Besagte Sonja wartete draußen im Gang. Sie saß klein und zusammengekauert auf einer Holzbank, und ein Polizist patrouillierte vor ihr auf und ab.
Studer saß wieder auf dem allzu kleinen Stuhl, der sicher für die Angeklagten bestimmt war, saß dem Untersuchungsrichter gegenüber, der an seinem mit einem Wappen geschmückten Siegelring drehte und sagte:
»Ich begreife Sie nicht, Herr Studer. Die Sache ist doch erledigt. Wir haben das Geständnis des Burschen, es ist vollständig, er gibt an… er gibt an…« Der Untersuchungsrichter ließ den Ring sein und suchte nervös auf dem Tisch. Endlich kam der blaue Pappdeckelumschlag zum Vorschein, dessen Etikette die Worte trug: ERWIN SCHLUMPF MORD.

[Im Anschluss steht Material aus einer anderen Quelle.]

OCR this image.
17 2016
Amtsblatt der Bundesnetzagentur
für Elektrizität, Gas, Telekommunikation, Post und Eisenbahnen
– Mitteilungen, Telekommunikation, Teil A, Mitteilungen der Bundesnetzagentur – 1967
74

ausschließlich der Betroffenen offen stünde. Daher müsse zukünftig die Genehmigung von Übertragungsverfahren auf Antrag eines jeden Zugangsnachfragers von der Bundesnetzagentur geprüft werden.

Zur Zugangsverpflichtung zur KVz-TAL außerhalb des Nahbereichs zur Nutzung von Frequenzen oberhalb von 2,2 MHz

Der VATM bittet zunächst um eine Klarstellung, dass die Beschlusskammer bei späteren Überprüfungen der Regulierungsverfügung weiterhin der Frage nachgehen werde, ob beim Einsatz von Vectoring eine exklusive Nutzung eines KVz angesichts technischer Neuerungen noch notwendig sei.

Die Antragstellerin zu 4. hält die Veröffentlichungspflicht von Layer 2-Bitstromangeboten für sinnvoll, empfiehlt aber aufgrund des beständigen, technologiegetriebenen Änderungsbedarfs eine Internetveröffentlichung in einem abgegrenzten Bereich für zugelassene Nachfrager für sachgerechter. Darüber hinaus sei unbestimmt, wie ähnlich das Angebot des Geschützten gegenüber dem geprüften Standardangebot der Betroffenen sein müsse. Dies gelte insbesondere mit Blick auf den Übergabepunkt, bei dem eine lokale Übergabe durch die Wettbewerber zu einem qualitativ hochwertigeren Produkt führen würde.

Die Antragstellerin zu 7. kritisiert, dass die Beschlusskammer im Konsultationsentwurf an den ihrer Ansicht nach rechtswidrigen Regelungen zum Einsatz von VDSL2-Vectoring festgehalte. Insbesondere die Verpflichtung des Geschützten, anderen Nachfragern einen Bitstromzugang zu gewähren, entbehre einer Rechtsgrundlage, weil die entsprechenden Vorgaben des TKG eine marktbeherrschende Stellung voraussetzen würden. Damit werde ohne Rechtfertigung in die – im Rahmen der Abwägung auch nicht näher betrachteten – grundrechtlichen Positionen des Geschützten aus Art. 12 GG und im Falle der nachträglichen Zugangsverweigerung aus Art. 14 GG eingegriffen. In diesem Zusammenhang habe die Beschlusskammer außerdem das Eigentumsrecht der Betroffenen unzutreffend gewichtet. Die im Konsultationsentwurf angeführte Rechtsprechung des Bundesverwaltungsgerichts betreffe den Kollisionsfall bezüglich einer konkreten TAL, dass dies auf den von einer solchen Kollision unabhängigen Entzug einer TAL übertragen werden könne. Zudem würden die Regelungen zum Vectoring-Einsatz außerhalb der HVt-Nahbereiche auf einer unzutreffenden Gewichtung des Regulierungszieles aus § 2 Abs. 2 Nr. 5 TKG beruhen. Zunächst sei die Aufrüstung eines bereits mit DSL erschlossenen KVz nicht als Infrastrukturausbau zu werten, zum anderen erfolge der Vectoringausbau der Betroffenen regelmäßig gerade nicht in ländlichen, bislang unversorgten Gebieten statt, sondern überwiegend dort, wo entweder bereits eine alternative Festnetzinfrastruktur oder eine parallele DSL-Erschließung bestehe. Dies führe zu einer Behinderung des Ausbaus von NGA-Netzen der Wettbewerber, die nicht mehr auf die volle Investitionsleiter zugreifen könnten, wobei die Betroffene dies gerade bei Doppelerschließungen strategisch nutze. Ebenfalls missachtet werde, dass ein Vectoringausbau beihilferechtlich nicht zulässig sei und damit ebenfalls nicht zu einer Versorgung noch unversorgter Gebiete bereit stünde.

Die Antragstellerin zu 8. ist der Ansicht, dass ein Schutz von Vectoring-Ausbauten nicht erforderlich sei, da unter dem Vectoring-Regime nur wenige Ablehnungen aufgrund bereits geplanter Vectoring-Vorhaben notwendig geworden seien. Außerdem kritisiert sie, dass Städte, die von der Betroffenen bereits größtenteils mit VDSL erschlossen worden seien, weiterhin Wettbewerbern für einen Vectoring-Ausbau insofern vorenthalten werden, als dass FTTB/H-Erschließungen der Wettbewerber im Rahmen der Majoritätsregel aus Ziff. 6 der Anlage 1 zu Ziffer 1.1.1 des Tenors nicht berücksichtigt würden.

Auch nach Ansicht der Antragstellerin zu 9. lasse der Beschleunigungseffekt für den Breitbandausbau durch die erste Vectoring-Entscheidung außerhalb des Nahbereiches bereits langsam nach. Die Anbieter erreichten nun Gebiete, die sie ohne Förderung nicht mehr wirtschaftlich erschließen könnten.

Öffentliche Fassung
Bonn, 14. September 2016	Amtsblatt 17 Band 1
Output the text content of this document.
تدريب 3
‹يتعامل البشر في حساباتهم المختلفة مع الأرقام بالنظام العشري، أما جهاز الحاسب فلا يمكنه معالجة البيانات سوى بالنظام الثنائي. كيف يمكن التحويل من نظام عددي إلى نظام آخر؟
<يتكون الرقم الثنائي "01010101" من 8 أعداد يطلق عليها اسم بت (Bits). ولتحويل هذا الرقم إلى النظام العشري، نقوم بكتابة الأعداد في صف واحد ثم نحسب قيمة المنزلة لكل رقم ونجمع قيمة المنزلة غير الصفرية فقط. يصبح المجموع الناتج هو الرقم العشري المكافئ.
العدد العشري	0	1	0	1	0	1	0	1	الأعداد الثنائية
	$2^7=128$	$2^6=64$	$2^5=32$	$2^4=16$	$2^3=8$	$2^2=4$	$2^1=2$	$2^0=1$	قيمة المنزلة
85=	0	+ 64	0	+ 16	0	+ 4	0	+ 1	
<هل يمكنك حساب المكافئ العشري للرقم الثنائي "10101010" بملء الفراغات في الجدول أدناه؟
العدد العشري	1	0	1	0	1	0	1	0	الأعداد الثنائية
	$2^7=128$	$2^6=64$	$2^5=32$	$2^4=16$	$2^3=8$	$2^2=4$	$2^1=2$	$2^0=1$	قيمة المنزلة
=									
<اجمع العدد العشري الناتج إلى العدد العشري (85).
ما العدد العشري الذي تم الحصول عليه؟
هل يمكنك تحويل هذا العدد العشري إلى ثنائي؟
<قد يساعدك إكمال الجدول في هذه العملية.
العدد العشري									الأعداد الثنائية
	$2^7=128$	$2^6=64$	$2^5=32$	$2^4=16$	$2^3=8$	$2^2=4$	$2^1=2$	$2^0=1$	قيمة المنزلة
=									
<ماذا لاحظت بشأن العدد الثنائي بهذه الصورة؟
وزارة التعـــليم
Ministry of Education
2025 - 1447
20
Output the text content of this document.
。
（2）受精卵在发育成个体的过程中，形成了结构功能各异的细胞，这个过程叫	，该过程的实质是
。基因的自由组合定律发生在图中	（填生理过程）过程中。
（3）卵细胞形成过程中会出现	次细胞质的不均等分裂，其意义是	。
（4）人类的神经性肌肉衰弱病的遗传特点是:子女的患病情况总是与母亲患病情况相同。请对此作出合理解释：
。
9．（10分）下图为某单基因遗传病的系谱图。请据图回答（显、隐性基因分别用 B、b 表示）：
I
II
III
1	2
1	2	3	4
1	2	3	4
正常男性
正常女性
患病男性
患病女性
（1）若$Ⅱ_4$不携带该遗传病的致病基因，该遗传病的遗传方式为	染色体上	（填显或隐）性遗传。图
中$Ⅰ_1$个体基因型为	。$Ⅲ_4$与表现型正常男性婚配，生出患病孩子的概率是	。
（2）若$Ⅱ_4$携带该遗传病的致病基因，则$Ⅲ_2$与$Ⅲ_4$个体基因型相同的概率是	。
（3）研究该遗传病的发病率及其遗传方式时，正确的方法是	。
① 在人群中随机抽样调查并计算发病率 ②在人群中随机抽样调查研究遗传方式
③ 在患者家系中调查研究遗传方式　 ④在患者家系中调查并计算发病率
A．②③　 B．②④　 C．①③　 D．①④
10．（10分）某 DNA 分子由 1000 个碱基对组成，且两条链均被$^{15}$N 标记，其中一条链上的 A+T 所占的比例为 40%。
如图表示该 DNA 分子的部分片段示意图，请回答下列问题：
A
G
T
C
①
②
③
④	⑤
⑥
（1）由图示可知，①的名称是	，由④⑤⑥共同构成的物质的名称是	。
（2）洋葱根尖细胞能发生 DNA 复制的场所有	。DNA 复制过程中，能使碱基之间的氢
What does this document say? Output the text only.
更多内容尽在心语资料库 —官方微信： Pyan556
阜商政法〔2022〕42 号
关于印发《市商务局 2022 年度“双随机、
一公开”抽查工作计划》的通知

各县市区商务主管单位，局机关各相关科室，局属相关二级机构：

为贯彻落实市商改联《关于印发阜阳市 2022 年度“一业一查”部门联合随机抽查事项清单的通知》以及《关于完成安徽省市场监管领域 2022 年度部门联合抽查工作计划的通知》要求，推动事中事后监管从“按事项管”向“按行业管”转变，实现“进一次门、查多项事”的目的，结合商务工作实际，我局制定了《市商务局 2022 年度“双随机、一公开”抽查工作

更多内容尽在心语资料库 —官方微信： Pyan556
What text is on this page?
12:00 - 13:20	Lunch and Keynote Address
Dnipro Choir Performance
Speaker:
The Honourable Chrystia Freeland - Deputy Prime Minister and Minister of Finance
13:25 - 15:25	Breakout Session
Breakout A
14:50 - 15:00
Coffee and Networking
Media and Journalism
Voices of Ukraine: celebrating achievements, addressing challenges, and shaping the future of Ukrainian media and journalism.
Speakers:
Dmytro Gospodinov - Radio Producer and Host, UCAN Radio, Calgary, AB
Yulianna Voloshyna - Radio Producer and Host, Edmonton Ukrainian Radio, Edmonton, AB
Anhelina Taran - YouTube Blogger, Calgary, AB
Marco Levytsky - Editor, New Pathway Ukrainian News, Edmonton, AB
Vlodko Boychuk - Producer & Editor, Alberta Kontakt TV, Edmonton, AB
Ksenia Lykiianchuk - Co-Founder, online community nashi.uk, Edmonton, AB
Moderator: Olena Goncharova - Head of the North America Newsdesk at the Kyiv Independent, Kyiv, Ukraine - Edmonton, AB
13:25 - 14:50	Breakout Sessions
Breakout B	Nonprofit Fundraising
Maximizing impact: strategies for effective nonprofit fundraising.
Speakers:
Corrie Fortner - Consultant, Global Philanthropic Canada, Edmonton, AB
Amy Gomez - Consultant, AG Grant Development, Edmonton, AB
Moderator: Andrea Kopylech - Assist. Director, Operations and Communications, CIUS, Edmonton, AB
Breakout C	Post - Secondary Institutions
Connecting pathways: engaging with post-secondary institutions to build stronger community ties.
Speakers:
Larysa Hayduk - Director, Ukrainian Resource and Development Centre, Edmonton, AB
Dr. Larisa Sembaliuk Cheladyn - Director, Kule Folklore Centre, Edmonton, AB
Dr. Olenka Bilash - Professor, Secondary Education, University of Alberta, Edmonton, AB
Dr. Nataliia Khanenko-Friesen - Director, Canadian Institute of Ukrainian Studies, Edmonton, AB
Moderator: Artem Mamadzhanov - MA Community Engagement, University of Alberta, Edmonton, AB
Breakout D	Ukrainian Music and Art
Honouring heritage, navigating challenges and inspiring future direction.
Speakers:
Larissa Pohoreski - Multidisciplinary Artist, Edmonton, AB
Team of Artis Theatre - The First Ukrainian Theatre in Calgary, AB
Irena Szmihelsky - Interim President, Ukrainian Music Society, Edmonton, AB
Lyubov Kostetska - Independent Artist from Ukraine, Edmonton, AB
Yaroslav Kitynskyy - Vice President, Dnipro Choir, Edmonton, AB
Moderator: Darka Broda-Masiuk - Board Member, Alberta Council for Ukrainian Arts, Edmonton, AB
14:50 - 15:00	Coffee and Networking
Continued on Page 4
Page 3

»Er gibt an…« sagte der Untersuchungsrichter zum drittenmal und kämpfte mit den aufsässigen Seiten, »ah… hier: Ich habe dem Herrn Witschi abgepaßt, habe ihn mit vorgehaltenem Revolver gezwungen abzusteigen. Er ist mir in den Wald gefolgt, allwo ich ihn gezwungen habe, mir seine Brieftasche auszuliefern, sowie seine Uhr und sein Portemonnaie. Ich weiß nicht, was mich dazu bestimmt hat, ihn nachher mit einem Schusse niederzustrecken, aber ich denke, ich habe Angst gehabt, daß er mich erkannt hätte, obwohl ich ein schwarzes Tuch über die untere Hälfte meines Gesichtes gebunden hatte… (Auf Befragen) Ich brauchte notwendig Geld, um mir ein Fahrrad zu kaufen.«–
Der Untersuchungsrichter stockte. Studer schneuzte sich und blies Trompetensignale, unterbrach sie, nieste, aber das Niesen gemahnte an ein unterdrücktes Kichern. Schließlich beruhigte er sich und fragte mit tränenden Augen:
»Hat das Schlumpfli wortwörtlich so gesprochen? Ich meine, Sätze wie: ›allwo ich ihn gezwungen habe, mir seine Brieftasche auszuliefern…‹ und: ›…was mich dazu bestimmt hat, ihn nachher mit einem Schusse niederzustrecken…‹ Hat er das wirklich so gesagt?«
Der Untersuchungsrichter war beleidigt.
»Sie wissen doch, Wachtmeister«, sagte er streng, »daß es uns obliegt, die Aussagen zu formulieren. Wir können doch nicht das ganze Gerede eines Angeklagten stenographieren. Die Akten würden zu Bänden anwachsen…«
»Ja; sehen Sie, Herr Untersuchungsrichter, das scheint mir immer ein großer Fehler. Ich würde die Worte der Angeklagten sowohl, als auch der Zeugen, nicht nur stenographieren, sondern die Worte auf Platten aufnehmen lassen. Man bekäme dann jeden Tonfall heraus…«
Schweigen. Der Untersuchungsrichter war anscheinend beleidigt. Studer beschloß, ihn zu versöhnen. Er stand auf, ging zum offenen Kamin, der in einer Ecke des Raumes stand – und ein Holzfeuer flackerte darin, im Mai! – stellte sich mit dem Rücken dagegen und wärmte sich die Schuhsohlen.
»Die Sache ist die, Herr Untersuchungsrichter, daß ich einige Merkwürdigkeiten an dem Falle bestätigt gefunden habe. Darum fällt es mir schwer, an die Schuld des Schlumpf zu glauben. Ich habe einen Zeugen mitgebracht, den ich gerne dem Burschen gegenüberstellen möchte. Er ist draußen im Gang. Nun sollten sich die beiden aber vorerst nicht sehen. Haben Sie nicht einen Raum, in dem mein Zeuge warten könnte? Ich werde ihn rufen, wenn es nötig sein wird.«
Der Untersuchungsrichter nickte. Er drückte auf einen Knopf und gab dem eintretenden Polizisten den Befehl, die Person, die mit dem Wachtmeister gekommen sei, ins Wartzimmer zu tun (wie beim Zahnarzt, dachte Studer) und dann den Schlumpf Erwin vorzuführen.–
Schlumpfs erste Worte waren:
»Aber ich hab' doch gestanden, was wollt Ihr noch?«
Dann erst sah er den Wachtmeister, nickte ihm zu, hob kaum die Augen und wollte sich zu dem Stuhl schleichen; aber Studer ging ihm entgegen, streckte ihm die Hand hin:
»Und, Schlumpfli, wie geht's seit dem letztenmal?«
»Nicht gut, Wachtmeister«, sagte Schlumpf und ließ seine Hand bewegungslos in der des anderen liegen. Studer drückte die schlaffe Hand.
»Du hast dich anders besonnen, Schlumpfli, hab' ich gehört?«
»Ja, es hat mich zu arg gedrückt.«
»A bah«, machte Studer und lächelte. Schlumpf blickte erstaunt auf.